Streets Can Be Dangerous For Vision-Impaired, Seniors
BROOKLYN — Some of the major intersections in Downtown Brooklyn as well as one near busy Brooklyn College will soon get audible traffic signals to make the streets easier to navigate for the visually impaired and seniors.
The plan was announced Wednesday by city Department of Transportation Commissioner Janette Sadik-Khan, City Council Speaker Christine Quinn and Mayor’s Office for People With Disabilities Commissioner Matthew Sapolin. Also known as Accessible Pedestrian Signals (APS), these audible devices emit a clicking sound to tell visually impaired pedestrians when the “walk” phase has begun.
In Brooklyn, the intersections to get these devices will be:
• The Adams Street Pedestrian Crossing, mid-block between Fulton and Johnson streets.
• Nevins and Fulton streets at Flatbush Avenue, the eastern end of the busy Fulton Mall.
• Adams Street/Boerum Place and Livingston Streets, another very wide intersection.
• Adams Street and Atlantic Avenue.
• Bedford Avenue between Avenue I and Campus Road, near Brooklyn College.
• Court and Montague streets, a high-volume intersection near the courthouse complex.

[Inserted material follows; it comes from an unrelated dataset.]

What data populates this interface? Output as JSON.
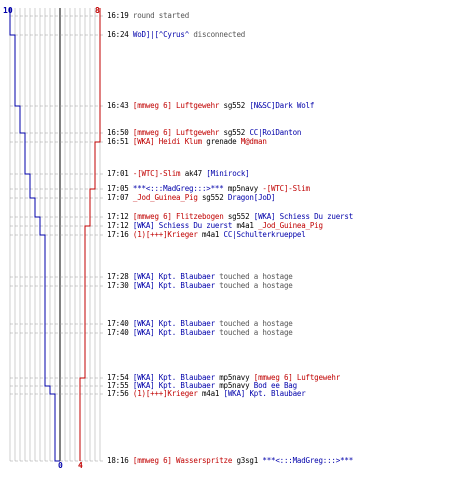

• Adams and Fulton Streets, the western end of the Fulton Mall.
“What all these streets have in common is that they’re wide arterial streets, which are the most dangerous for pedestrians to cross and where the most pedestrian accidents happen,” said Lindsey Ganson, pedestrian safety campaign director for Transportation Alternatives.
“My dad was blind, so I know firsthand the challenges that visually impaired people face every single day,” said Councilmember James Vacca (D-Bronx). “Crossing the street can be dangerous with speeding cars, noisy crowded intersections, and new street designs, but accessible pedestrian signals can make a life-saving difference. These 25 new APS installations are a great first step in what must be an ongoing commitment to improving the safety of pedestrians with visual impairments in all five boroughs.”
“These signals will make the streets much safer for our neighbors and visitors who are vision-impaired,” said Council Member Gale A. Brewer (D-Manhattan). “Their installation is a tribute to the strong advocacy of the Jewish Guild for the Blind, Lighthouse International, VISIONS, and Pedestrians for Accessible and Safe Streets [PASS].”
These new installations are expected to occur by the end of 2011. The process for approving and installing APS technology begins with a study of a requested location where DOT examines off-peak traffic presence, the current traffic-signal patterns and the complexity of the intersection’s geometry.